Comment 23 Michele Baldessari 2013-08-17 23:06:05 UTC
Nathanel,

can you check the latest comment on https://bugzilla.redhat.com/show_bug.cgi?id=995308 ?

Comment 24 Josh Boyer 2013-09-18 20:32:55 UTC
*********** MASS BUG UPDATE **************

We apologize for the inconvenience.  There is a large number of bugs to go through and several of them have gone stale.  Due to this, we are doing a mass bug update across all of the Fedora 19 kernel bugs.

Fedora 19 has now been rebased to 3.11.1-200.fc19.  Please test this kernel update and let us know if you issue has been resolved or if it is still present with the newer kernel.

If you experience different issues, please open a new bug report for those.

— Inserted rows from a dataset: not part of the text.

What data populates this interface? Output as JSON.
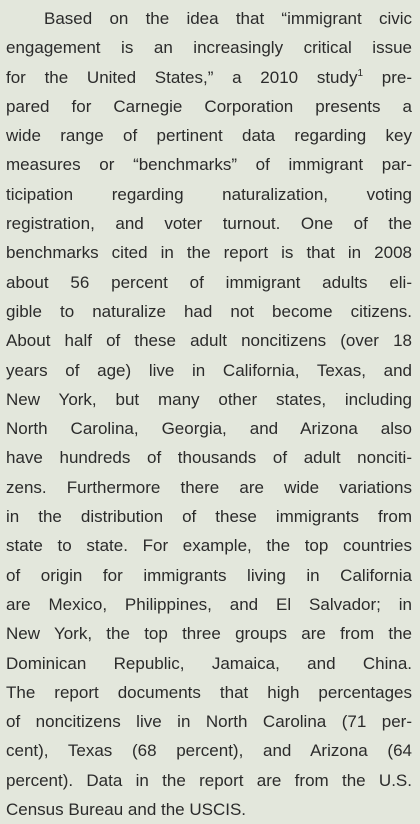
{
  "paragraph": {
    "lines": [
      "Based on the idea that “immigrant civic",
      "engagement is an increasingly critical issue",
      {
        "text": "for the United States,” a 2010 study",
        "footnote": "1",
        "continuation": "pre-"
      },
      "pared for Carnegie Corporation presents a",
      "wide range of pertinent data regarding key",
      "measures or “benchmarks” of immigrant par-",
      "ticipation regarding naturalization, voting",
      "registration, and voter turnout. One of the",
      "benchmarks cited in the report is that in 2008",
      "about 56 percent of immigrant adults eli-",
      "gible to naturalize had not become citizens.",
      "About half of these adult noncitizens (over 18",
      "years of age) live in California, Texas, and",
      "New York, but many other states, including",
      "North Carolina, Georgia, and Arizona also",
      "have hundreds of thousands of adult nonciti-",
      "zens. Furthermore there are wide variations",
      "in the distribution of these immigrants from",
      "state to state. For example, the top countries",
      "of origin for immigrants living in California",
      "are Mexico, Philippines, and El Salvador; in",
      "New York, the top three groups are from the",
      "Dominican Republic, Jamaica, and China.",
      "The report documents that high percentages",
      "of noncitizens live in North Carolina (71 per-",
      "cent), Texas (68 percent), and Arizona (64",
      "percent). Data in the report are from the U.S.",
      "Census Bureau and the USCIS."
    ]
  }
}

Comment 25 Michele Baldessari 2013-09-20 21:29:52 UTC
Nathanel,

the bug https://bugzilla.redhat.com/show_bug.cgi?id=995308 has been long fixed
and is very similar to this issue. If you could double check the newer kernel
and report back that'd be great.

Thanks,
Michele

Comment 26 Josh Boyer 2013-10-08 17:47:09 UTC
This bug is being closed with INSUFFICIENT_DATA as there has not been a response in 2 weeks. If you are still experiencing this issue, please reopen and attach the relevant data from the latest kernel you are running and any data that might have been requested previously.